Day 2 of the Nine Days Queen

Lady Jane Grey Dudley ruled England from July 10 – July 19, 1553. One of the best biographies of her life and reign that I have ever read, Lady Jane Grey: A Tudor Mystery, was by the incomparable Eric Ives and I strongly, strongly recommend it.

Queen Jane was named as the heir to the throne by her cousin, Edward VI, in his will. Edward had been crowned king as a child, and was the lawful ruler of England. His will was the only will that mattered. The wills of past kings, including Henry VIII, were defunct after Edward became the monarch.

Therefore, Queen Jane was the lawful and right queen of England.

Nevertheless, the pro-Catholic faction sprang into action to put Mary Tudor on the throne based on the will of Edward’s father, Henry VIII. Jane was a hard-core protestant, and I don’t blame the Catholics from being worried that they would be subject to persecution for their faith. However, I do blame them for the fact that they wanted power in order to persecute protestants for THEIR faith.

With an army to back her, Mary Tudor usurped the throne of the rightful queen. Both Jane and her husband Guildford Dudley were imprisoned for the crime of being named heir in a legitimate, legally binding will. If Queen Mary I had stuck to that, it would have been wrong but not awful. Power plays happen. It was life in the 16th century. I can even see why she executed John Dudley, Duke of Northumberland, since she blamed him for her brother’s decision to declare her illegitimate. 

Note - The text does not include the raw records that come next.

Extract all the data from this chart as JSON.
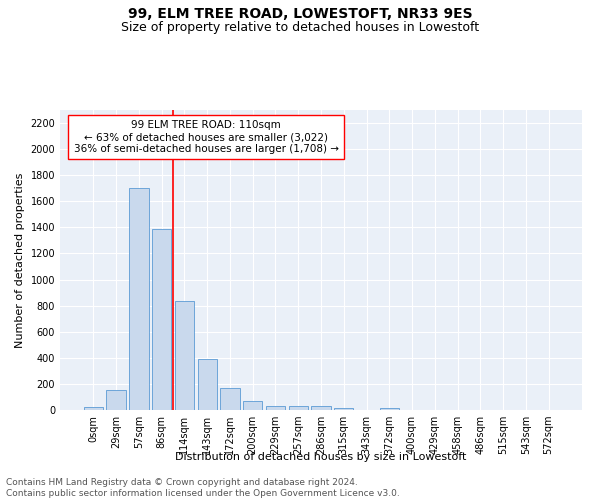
{
  "title": "99, ELM TREE ROAD, LOWESTOFT, NR33 9ES",
  "subtitle": "Size of property relative to detached houses in Lowestoft",
  "xlabel": "Distribution of detached houses by size in Lowestoft",
  "ylabel": "Number of detached properties",
  "bar_labels": [
    "0sqm",
    "29sqm",
    "57sqm",
    "86sqm",
    "114sqm",
    "143sqm",
    "172sqm",
    "200sqm",
    "229sqm",
    "257sqm",
    "286sqm",
    "315sqm",
    "343sqm",
    "372sqm",
    "400sqm",
    "429sqm",
    "458sqm",
    "486sqm",
    "515sqm",
    "543sqm",
    "572sqm"
  ],
  "bar_values": [
    20,
    155,
    1700,
    1390,
    835,
    390,
    165,
    70,
    30,
    28,
    27,
    18,
    0,
    18,
    0,
    0,
    0,
    0,
    0,
    0,
    0
  ],
  "bar_color": "#c9d9ed",
  "bar_edge_color": "#5b9bd5",
  "red_line_index": 4,
  "annotation_text": "99 ELM TREE ROAD: 110sqm\n← 63% of detached houses are smaller (3,022)\n36% of semi-detached houses are larger (1,708) →",
  "annotation_box_color": "white",
  "annotation_box_edge_color": "red",
  "red_line_color": "red",
  "ylim": [
    0,
    2300
  ],
  "yticks": [
    0,
    200,
    400,
    600,
    800,
    1000,
    1200,
    1400,
    1600,
    1800,
    2000,
    2200
  ],
  "footer_text": "Contains HM Land Registry data © Crown copyright and database right 2024.\nContains public sector information licensed under the Open Government Licence v3.0.",
  "bg_color": "#eaf0f8",
  "grid_color": "white",
  "title_fontsize": 10,
  "subtitle_fontsize": 9,
  "axis_label_fontsize": 8,
  "tick_fontsize": 7,
  "annotation_fontsize": 7.5,
  "footer_fontsize": 6.5
}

Mary kept Jane and Guilford apart in the Tower. I suspect she was afraid Jane would get pregnant with a rival heir to Mary’s heirs, the children Mary was sure that she would have. Okay, fair enough. However, Mary would need to go further to secure her throne.

Mary’s protestant subjects were unhappy with her coup. They were driven to revolt by the information that Mary would wed Prince Phillip of Spain. Even her Catholic supporters disliked the fact she would be marrying a foreign noble and perhaps subject England to foreigner’s rule.

That’s when, to me, Mary earned her sobriquet of “Bloody”. She not only executed 100 of the the actual rebels (pardoning 400 others, which was very good PR and a decent thing to do), she decided to execute Jane and Guilford Dudley because they might be the focal point of other plotters in the future. They didn’t have anything to do with the rebellion, mind you. It’s just that they were alternatives to Mary and she felt more secure with them dead. There was also one other motive”: Phillip of Spain said he wouldn’t come to England to tie the knot with Mary until she had disposed of her rivals.

On February 12, 1554 the Lady Jane Grey, rightful queen of England, and her husband Guilford were murdered under the orders of the usurper Mary I.

Jane was at most 17 years old. Her husband was  approximately 19 years old.

Bloody Mary would reign for less than six years before she died in November of 1558.  She had almost three hundred protestants burned at the stake during her rule.